Nigerian professors: Olutayo and Abubakar awarded £1.7 million in grants for research
… research on Nigeria’s history and culture
Nigerian professors, Olutayo Adesina and Abubakar Sani, were awarded £1.7 million in research grants by the British Academy in the UK to undertake research projects on Nigeria’s historical and cultural domain.
Adesina and Sani, along with eight other professors from across the world, were announced as recipients of the British Academy Global Professorships Award, which aims to foster collaboration between leading international researchers and UK-based institutions.
Who is Olutayo Adesina?
Olutayo Charles Adesina is a Professor of History in the Department of History at the University of Ibadan (UI), Nigeria, and the president of the Society of Nigerian Archivists (SNA).
Adesina started his academic career as a Teaching Assistant at the Obafemi Awolowo University (OAU), Ile-Ife in 1989, and has since accumulated over 35 years of research and teaching experience.
He earned his PhD from the Department of History, OAU, Ile-Ife, Nigeria, and has served as the Centre for General Studies Director at UI.
Throughout his academic career, he has authored and co-authored more than a dozen books and over sixty articles.

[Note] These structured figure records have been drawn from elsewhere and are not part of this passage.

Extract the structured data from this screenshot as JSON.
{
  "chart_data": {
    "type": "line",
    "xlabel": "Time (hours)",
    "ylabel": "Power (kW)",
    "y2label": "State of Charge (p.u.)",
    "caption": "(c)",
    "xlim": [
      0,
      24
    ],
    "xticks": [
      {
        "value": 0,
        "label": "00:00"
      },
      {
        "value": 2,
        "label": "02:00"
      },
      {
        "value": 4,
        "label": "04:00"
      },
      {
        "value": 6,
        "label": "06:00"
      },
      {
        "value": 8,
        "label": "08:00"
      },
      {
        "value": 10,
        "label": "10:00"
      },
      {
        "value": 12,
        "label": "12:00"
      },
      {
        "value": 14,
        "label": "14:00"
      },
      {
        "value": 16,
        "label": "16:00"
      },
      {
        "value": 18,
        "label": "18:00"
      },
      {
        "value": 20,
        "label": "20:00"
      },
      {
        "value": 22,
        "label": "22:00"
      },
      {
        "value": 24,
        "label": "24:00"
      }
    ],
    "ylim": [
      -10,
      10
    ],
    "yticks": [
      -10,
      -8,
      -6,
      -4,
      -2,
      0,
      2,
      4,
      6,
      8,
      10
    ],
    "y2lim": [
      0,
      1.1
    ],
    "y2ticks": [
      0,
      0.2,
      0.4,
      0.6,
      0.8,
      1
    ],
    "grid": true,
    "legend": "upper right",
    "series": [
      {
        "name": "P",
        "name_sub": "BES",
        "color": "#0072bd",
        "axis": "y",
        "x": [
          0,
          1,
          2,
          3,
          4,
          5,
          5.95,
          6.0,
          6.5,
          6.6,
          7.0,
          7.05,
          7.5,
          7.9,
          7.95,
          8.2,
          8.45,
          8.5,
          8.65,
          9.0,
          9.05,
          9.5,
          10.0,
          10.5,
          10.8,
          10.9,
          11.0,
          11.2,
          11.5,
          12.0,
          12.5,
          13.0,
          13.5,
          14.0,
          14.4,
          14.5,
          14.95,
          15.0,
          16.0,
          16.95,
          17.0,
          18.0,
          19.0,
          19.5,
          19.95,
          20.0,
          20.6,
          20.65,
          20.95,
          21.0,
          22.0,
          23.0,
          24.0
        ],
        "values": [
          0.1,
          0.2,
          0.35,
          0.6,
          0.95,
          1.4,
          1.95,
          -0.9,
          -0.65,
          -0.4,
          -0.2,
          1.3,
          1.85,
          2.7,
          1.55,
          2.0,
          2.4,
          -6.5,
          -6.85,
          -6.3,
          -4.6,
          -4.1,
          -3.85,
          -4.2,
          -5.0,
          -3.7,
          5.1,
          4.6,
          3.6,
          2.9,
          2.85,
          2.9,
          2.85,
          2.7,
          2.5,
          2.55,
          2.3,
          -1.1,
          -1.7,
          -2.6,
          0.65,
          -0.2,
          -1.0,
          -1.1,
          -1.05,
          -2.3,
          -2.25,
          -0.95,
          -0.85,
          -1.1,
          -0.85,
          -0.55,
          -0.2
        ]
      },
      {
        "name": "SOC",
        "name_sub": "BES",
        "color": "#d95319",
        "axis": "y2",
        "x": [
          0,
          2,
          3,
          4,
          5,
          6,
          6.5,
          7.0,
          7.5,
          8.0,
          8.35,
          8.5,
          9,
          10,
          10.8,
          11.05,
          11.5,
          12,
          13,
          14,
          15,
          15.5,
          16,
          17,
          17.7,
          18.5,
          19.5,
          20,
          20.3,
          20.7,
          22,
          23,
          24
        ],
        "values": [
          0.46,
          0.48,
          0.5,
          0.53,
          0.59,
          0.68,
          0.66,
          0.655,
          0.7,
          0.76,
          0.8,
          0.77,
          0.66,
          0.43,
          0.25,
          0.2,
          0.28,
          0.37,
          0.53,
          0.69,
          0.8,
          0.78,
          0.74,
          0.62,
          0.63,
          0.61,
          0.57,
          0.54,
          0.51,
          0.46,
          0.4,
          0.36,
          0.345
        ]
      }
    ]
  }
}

His research interests are in the fields of West African economic history, with a focus on Nigeria.
Adesina is a Fellow of the Nigerian Academy of Letters and serves as a resource person and international panel of scholars working for the African Humanities Programme of the American Council of Learned Societies (ACLS).
His professorship research is titled “The Town and Gown Interface: Ibadan and the Decolonisation of Social Knowledge in the 20th Century,” which will explore the connection of nationalist history, academic social science, and local knowledge, through extensive interviews and fieldwork in the city of Ibadan in Southwest Nigeria.
He received £879,117 and will work with the University of Manchester during his study, which is to begin this year.
Who is Abubakar Sani?
Abubakar Sule Sani is a Professor of Archaeology at the Department of Archaeology and Heritage Studies, Ahmadu Bello University (ABU), Zaria, in North Central Nigeria, where he was a former Head of Department (HOD).
Sani’s research interests are in settlement history, material culture, and socio-political development of northern Nigeria over the last millennium, which he has been studying of over 27 years.
He is also interested in the protection of Nigeria’s heritage and has written about it.
During his professorship, Sani will draw on archaeological, ethnographic, and archival data held in British and Nigerian museums to study large and under-researched collections from key Nigerian archaeological sites.
He titled his study “Looking Forward, Looking Back: Past and Present West African Communities Revealed through Museum Collections,” which according to him will “bring new understandings of African history, and of UK/Nigerian research histories, through academic outputs, online resources, exhibitions and outreach in the UK and Nigeria.”
Sani received £892,037 for his research project with the University of East Anglia.
He says the project will have a transformative impact on his research and that of the Univesity, “while helping remedy current post-colonial issues concerning the role and value of museum collections.”
Other recipients of the Global Professorship Award include Tetyana Antsupova from Ukraine, Paul Behrens and Sandrine Berges from the UK, Karine Chemla from France, Saloumeh Gholami from Germany, and Ayelet Landau from Israel.